Evelyn bridled in her chair.
‘Well, in that case you just refer him to me, young lady. What you do when you’re out of that station is none of his business.’
If Kate hadn’t had so much on her mind she would have laughed at her mother’s scandalised voice.
‘It’s not like that, Mum, and you know it. Patrick’s a nice man, you’re right there, but he is also just on the verge of being a criminal.’
‘I’m on the verge of being one meself, child, if I had the name of that person who gave Lizzy the drugs I’d scalp the face off them.’
Both women were silent.
‘Listen to me, Katie. If you like this man, and you’re happy seeing him, then you do what you want. No matter what your Chief Constable or Dan, or me or Lizzy or even King Street Charlie feels. You only live once. Live your life how you want. Before you know it you’ll be old. Old as me. And when you get to my age you get a different perspective on life. Suddenly, every day seems just that little bit shorter. You feel the ache coming in your bones. You know that the best, most fruitful part of your life is over. I read once that when people get old and go senile, they go back to a time in their life when they were useful. To when they had young children, and a husband coming home from work. Meals to prepare. Maybe a little job as well. I could understand them wanting to escape back to a time when they were “needed”. Maybe because my days of being needed are nearly over.’
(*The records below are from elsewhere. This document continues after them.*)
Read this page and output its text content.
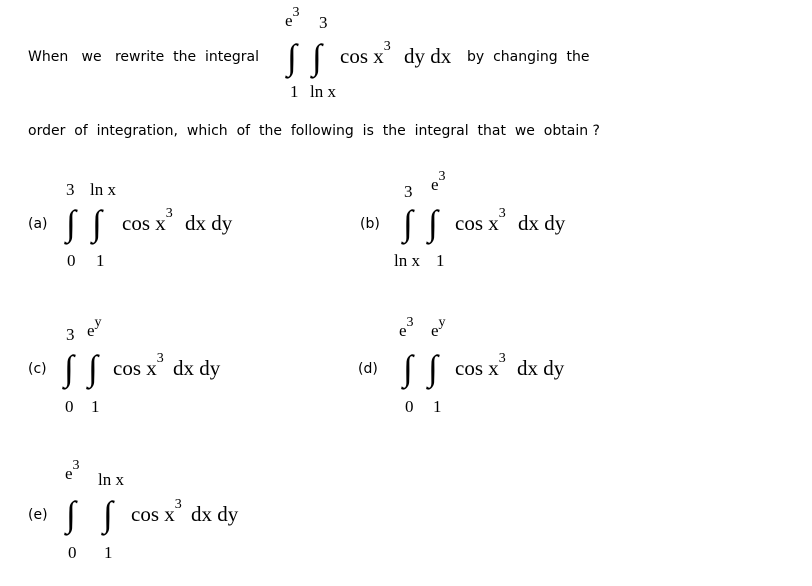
When   we   rewrite  the  integral
$e^3$
3
∫ ∫ $\cos x^3$ dy dx
1 ln x
by  changing  the
order  of  integration,  which  of  the  following  is  the  integral  that  we  obtain ?
(a)
3 ln x
∫ ∫ $\cos x^3$ dx dy
0 1
(b)
3 $e^3$
∫ ∫ $\cos x^3$ dx dy
ln x 1
(c)
3 $e^y$
∫ ∫ $\cos x^3$ dx dy
0 1
(d)
$e^3$ $e^y$
∫ ∫ $\cos x^3$ dx dy
0 1
(e)
$e^3$
ln x
∫ ∫ $\cos x^3$ dx dy
0 1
Kate slipped off her chair and knelt in front of her mother.
‘I’ll always need you, Mam.’ At the word mam, Evelyn pulled her daughter into her arms, memories flooding back to her. Kate and her brother had both called her mam as children.
‘Well, Kate, I’ll be here for you for as long as you want me. The same for Lizzy, God love her. I could cheerfully cut the legs from her, but I’ll always love her. Mary Ann that she is.’
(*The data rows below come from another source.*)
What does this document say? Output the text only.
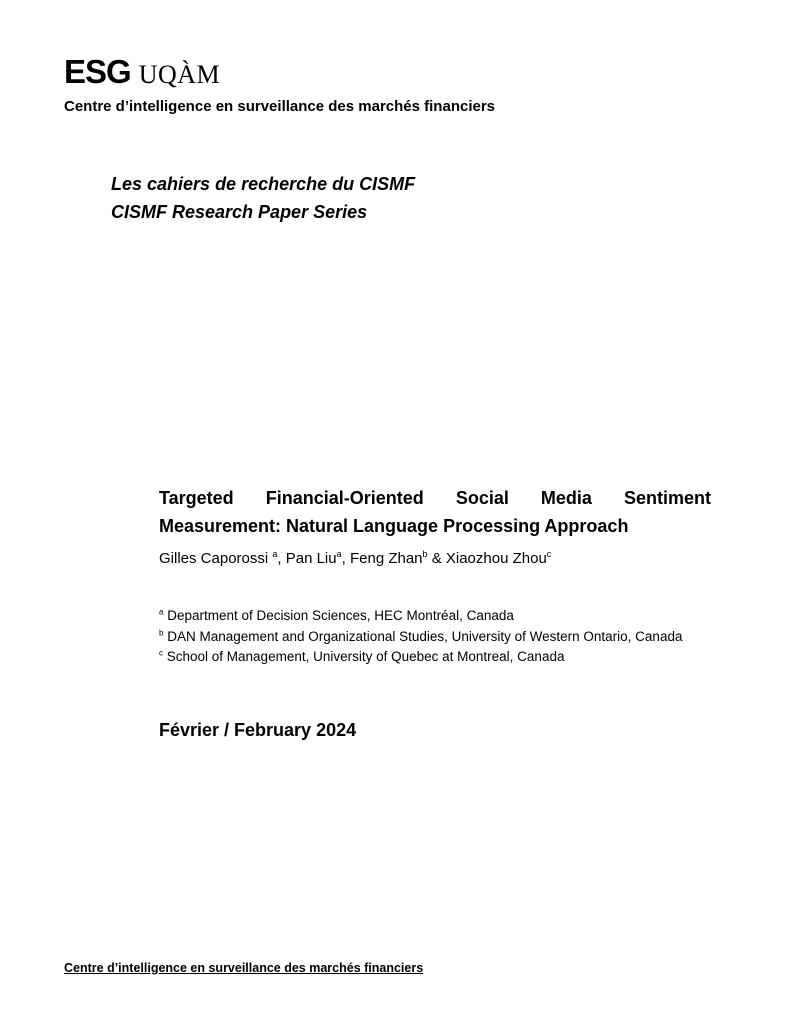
ESG UQÀM
Centre d’intelligence en surveillance des marchés financiers
Les cahiers de recherche du CISMF
CISMF Research Paper Series
Targeted Financial-Oriented Social Media Sentiment
Measurement: Natural Language Processing Approach
Gilles Caporossi $^a$, Pan Liu$^a$, Feng Zhan$^b$ & Xiaozhou Zhou$^c$
$^a$ Department of Decision Sciences, HEC Montréal, Canada
$^b$ DAN Management and Organizational Studies, University of Western Ontario, Canada
$^c$ School of Management, University of Quebec at Montreal, Canada
Février / February 2024
Centre d’intelligence en surveillance des marchés financiers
Doctor Plumfield surveyed Kate and Evelyn as they sat in front of him. Kate had asked for another day of leave to try and get her family affairs sorted out. It had been granted grudgingly and she knew she was on thin ice as far as her superiors were concerned. Sympathetic they may be, but at the end of the day she was a DI and should put her work first. Particularly a murder investigation.